Enticed by Adam Simper at Wynnstay, Kevin, who manages the farm for Marigold de Quincey, drilled 2ha of the new kale variety Bombardier in mid May 2018 and started strip grazing the field in late October.
The 40 spring-calving suckler cows took to the kale immediately. “I gave them a 10-meter strip to start with, then I moved the fence 2m each day,” says Kevin. “They cleaned up the crop well and ate all the stems and leaves; there wasn’t much left at the end of the day and they were waiting for me to move the fence each morning.”
The cows were back-fenced so they could run back on to the grass. They also had access to straw and feed blocks as part of their diet. “It provided valuable extra winter forage. We overwinter the cattle outdoors – they only come in to calve, so producing as much home-grown forage – of good feed quality – is important to us,” adds Kevin,” who runs the mainly Hereford cross cows on his mixed arable, beef and sheep unit at Upton Magna, Shrewsbury.
The kale seed was drilled on a rough piece of ground that had been badly rutted following a wet winter.
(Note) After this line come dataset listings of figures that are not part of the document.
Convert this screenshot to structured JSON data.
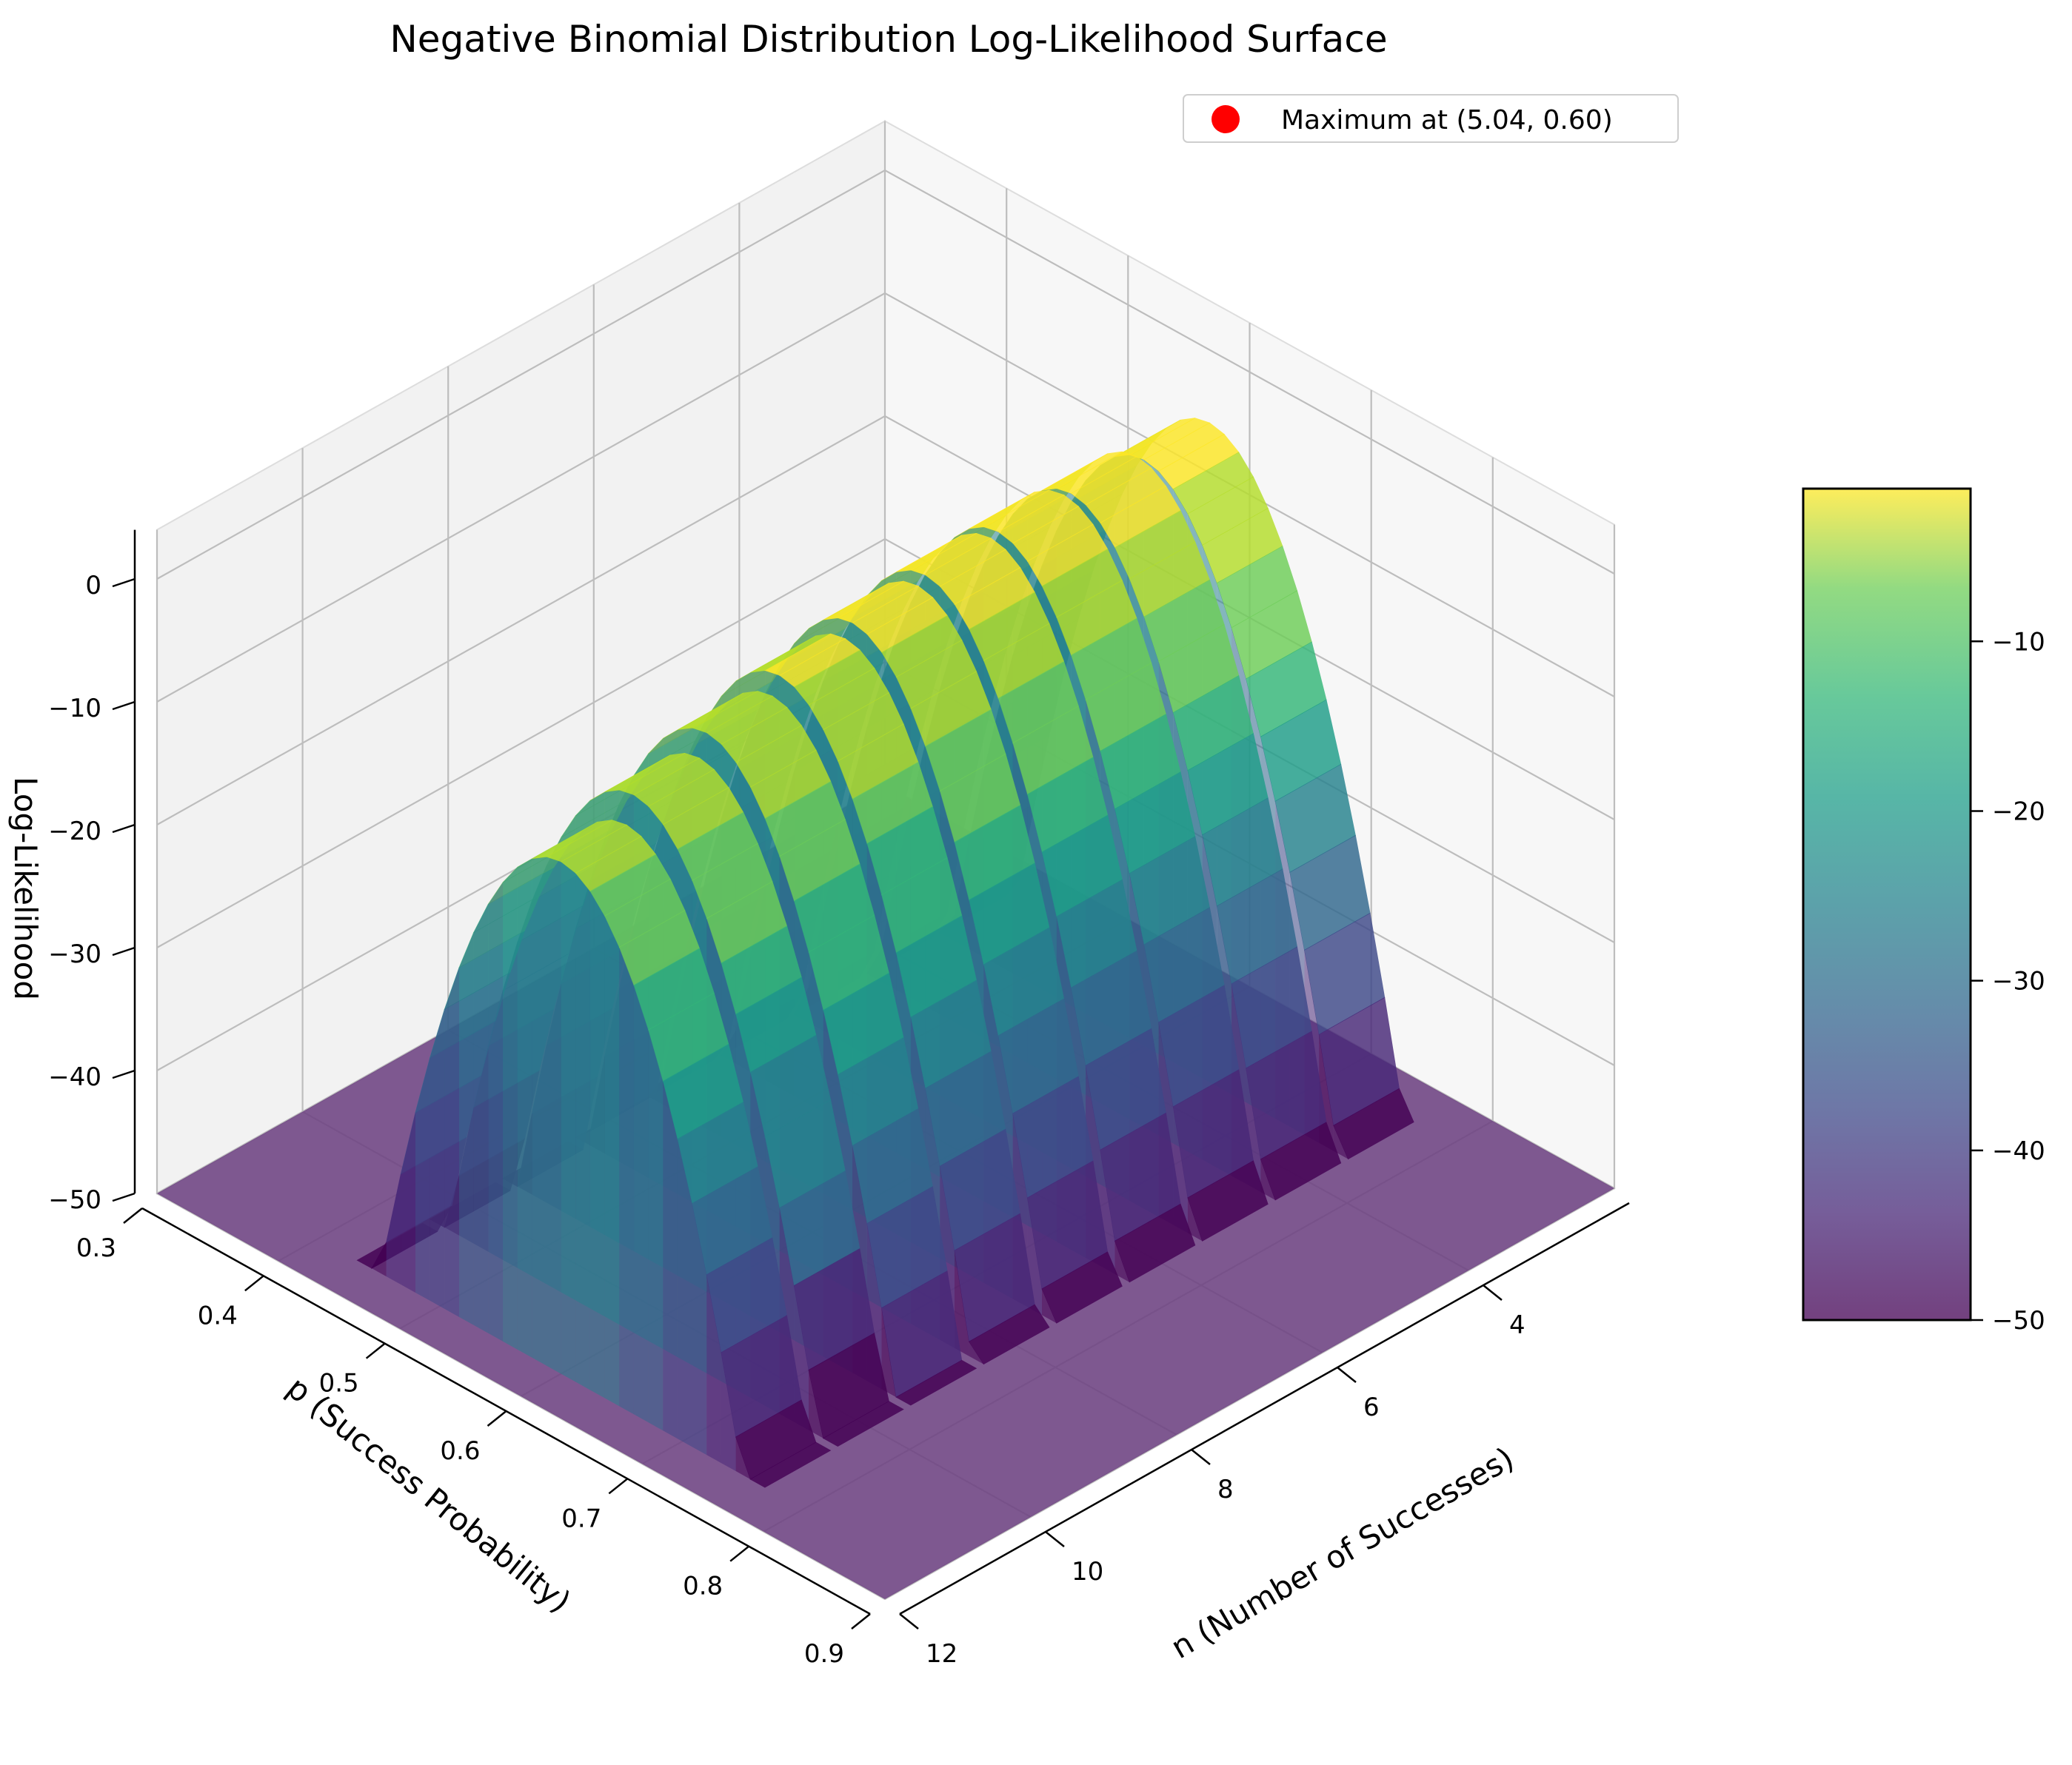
{
  "chart_data": {
    "type": "surface3d",
    "title": "Negative Binomial Distribution Log-Likelihood Surface",
    "xlabel": "n (Number of Successes)",
    "ylabel": "p (Success Probability)",
    "zlabel": "Log-Likelihood",
    "x_ticks": [
      4,
      6,
      8,
      10,
      12
    ],
    "y_ticks": [
      0.3,
      0.4,
      0.5,
      0.6,
      0.7,
      0.8,
      0.9
    ],
    "z_ticks": [
      0,
      -10,
      -20,
      -30,
      -40,
      -50
    ],
    "xlim": [
      2,
      12
    ],
    "ylim": [
      0.3,
      0.9
    ],
    "zlim": [
      -50,
      4
    ],
    "surface_floor": -50,
    "n_values": [
      3,
      4,
      5,
      6,
      7,
      8,
      9,
      10,
      11
    ],
    "p_peak": 0.6,
    "p_halfwidth": 0.16,
    "maximum": {
      "n": 5.04,
      "p": 0.6,
      "log_likelihood": -1.5
    },
    "legend": {
      "label": "Maximum at (5.04, 0.60)",
      "color": "#ff0000",
      "placement": "top-right"
    },
    "colorbar": {
      "ticks": [
        -10,
        -20,
        -30,
        -40,
        -50
      ],
      "range": [
        -50,
        -1
      ],
      "colormap": "viridis"
    },
    "grid": true
  }
}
The land was disced and then power harrowed and Kevin sowed the seed from a spinner off his quad bike.
“The soil is thin on this part of the farm, and we didn’t irrigate the crop,” he says, adding that the only help he gave the crop was 40 units of liquid fertiliser. “We had no rain at all for a few months; it’s amazing how it survived. I think there must have been just enough moisture to get it going and then enough leaf cover to prevent it drying out completely. At one point the whole crop wilted but it was saved by rain a few days later.”
An extended summer and warm autumn held temperatures above the seasonal norm and the kale kept growing. Even when the cows moved onto the crop in late October it was still growing.
“It was trial and error,” he adds. “But the cattle did well on this kale crop and we grazed it until mid January. They then moved onto grass before coming indoors late February, ahead of calving.”
Kevin plans to follow the kale with a grass reseed and, impressed with the robustness of the crop, he’s growing more Bombardier kale on another field ready for winter grazing in 2019.
More mileage from kale
Poor stem quality – that may have been 60% to 70% of the total yield, has often limited the feed value of forage kales but new varieties, that have softer and more digestible stems, have improved the feed value and utilisation of the crop.
“Bombardier is a good example,” says Limagrain’s forage crops manager Martin Titley. “It was a new variety to the UK market in Spring 2018 and has been bred for improved stem and leaf utilisation.”
Trials have shown that this new variety has a digestibility of 72.2% and a dry matter content of 13.5%, with a relative dry matter yield of 18% above the control variety, that’s 1.74 tonnes more from each hectare. It is expected to produce between 70 tonnes to 80 tonnes of fresh yield per hectare and between nine and 11 tonnes per hectare of dry matter.
“In the past, farmers have faced a bit of a dilemma when it comes to kale,” adds Mr Titley. “If the kale crop is grazed well, then crop utilisation is good but the poor feed value in the stem will limit liveweight gain. A less well-grazed crop, where a proportion of the stem is left, will achieve better liveweight gains but poorer crop utilisation.
“Marrow stem kales like Bombardier are highly digestible and have improved dry matter yields and utilisation potential, can overcome this dilemma.”
Kale is best drilled in May or early June at a seed rate of 5kg per hectare. Farmers are encouraged to opt for varieties that are club root tolerant and where the seed can be supplied with a fungicide seed treatment.
“The great benefit of a kale crop is its flexibility,” says Mr Titley. “It can be used any time from September to February, so it is ideal for outwintering production systems and it is a popular choice for dairy young stock, beef cattle and sheep.”